Plusieurs approches méthodologiques permettent d’aborder ce récit pour tenter d’en percer la portée philosophique et spirituelle. La première approche met en évidence le statut littéraire de ce récit dans le récit. Ceci peut être fécond, notamment, si l’on porte son attention sur les aspects initiatiques du texte. En effet, comme nous l’avons souligné, le récit porte en lui-même la trace d’une recherche esthétique qu’on peut qualifier d’initiation esthétique. Nous avons avancé l’idée que le récit d’Apulée vise à créer une « atmosphère esthétique » susceptible de restituer l’atmosphère des mystères. Ce type de récit est sur le plan initiatique ambivalent : d’une part, le récit lève un coin du voile sur ce qui ne peut être dit en raison de la fameuse loi du secret qui entourait les cultes mystériques. D’autre part, il masque derrière une forme littéraire sophistiquée ce qu’il prétend découvrir. Une deuxième approche méthodologique consiste à chercher les soubassements mystico-religieux du récit, et cette quête paraît presque infinie tant la narration grouille de détails relevant de la sphère mystico-religieuse. Cette piste de recherche intéresse particulièrement les historiens des religions. Une troisième voie s’attache au récit lui-même en s’efforçant de distinguer les acteurs constitutifs de la trame narratologique suivie par Apulée. C’est plutôt celle-ci qui intéresse ici notre étude. Une quatrième approche pourrait être qualifiée de psychologique, il s’agit d’analyser le texte en montrant que la symbolique qu’il véhicule permet d’appréhender le rapport entre le conscient et l’inconscient. Notre propos est ici de passer en revue les différentes figures féminines du texte d’Apulée tentant de montrer comment la narration sous-tend une série de présupposés philosophiques.
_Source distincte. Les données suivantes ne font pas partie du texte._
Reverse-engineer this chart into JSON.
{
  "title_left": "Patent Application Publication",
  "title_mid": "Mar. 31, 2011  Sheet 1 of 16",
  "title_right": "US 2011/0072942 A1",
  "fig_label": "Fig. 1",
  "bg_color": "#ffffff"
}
Le récit Erôs et Psychè ou de la sarabande des femmes

1. Figures féminines à l’origine du récit

Pamphile, la femme de Milon, l’hôte de ce voyageur impénitent qu’est Lucius, est une redoutable magicienne. Sorcière de première classe, elle pratique les incantations sépulcrales pour mieux réduire à sa merci les jeunes hommes qu’elle convoite. Maîtresse dans l’art de capter la lumière, qu’elle plonge dans le Tartare, le chaos, au moyen de petits objets divers (baguettes, cailloux…) est, en quelque sorte, l’héritière d’une longue tradition régionale thessalienne où certaines femmes ont la réputation d’être de redoutables magiciennes. Dès qu’elle aperçoit un jeune homme de quelque beauté, conquise par son charme, elle jette aussitôt sur lui son dévolu. Elle se répand en douceurs, elle cherche à s’emparer de son esprit, elle tente de l’enchaîner par les liens éternels d’un amour éperdu.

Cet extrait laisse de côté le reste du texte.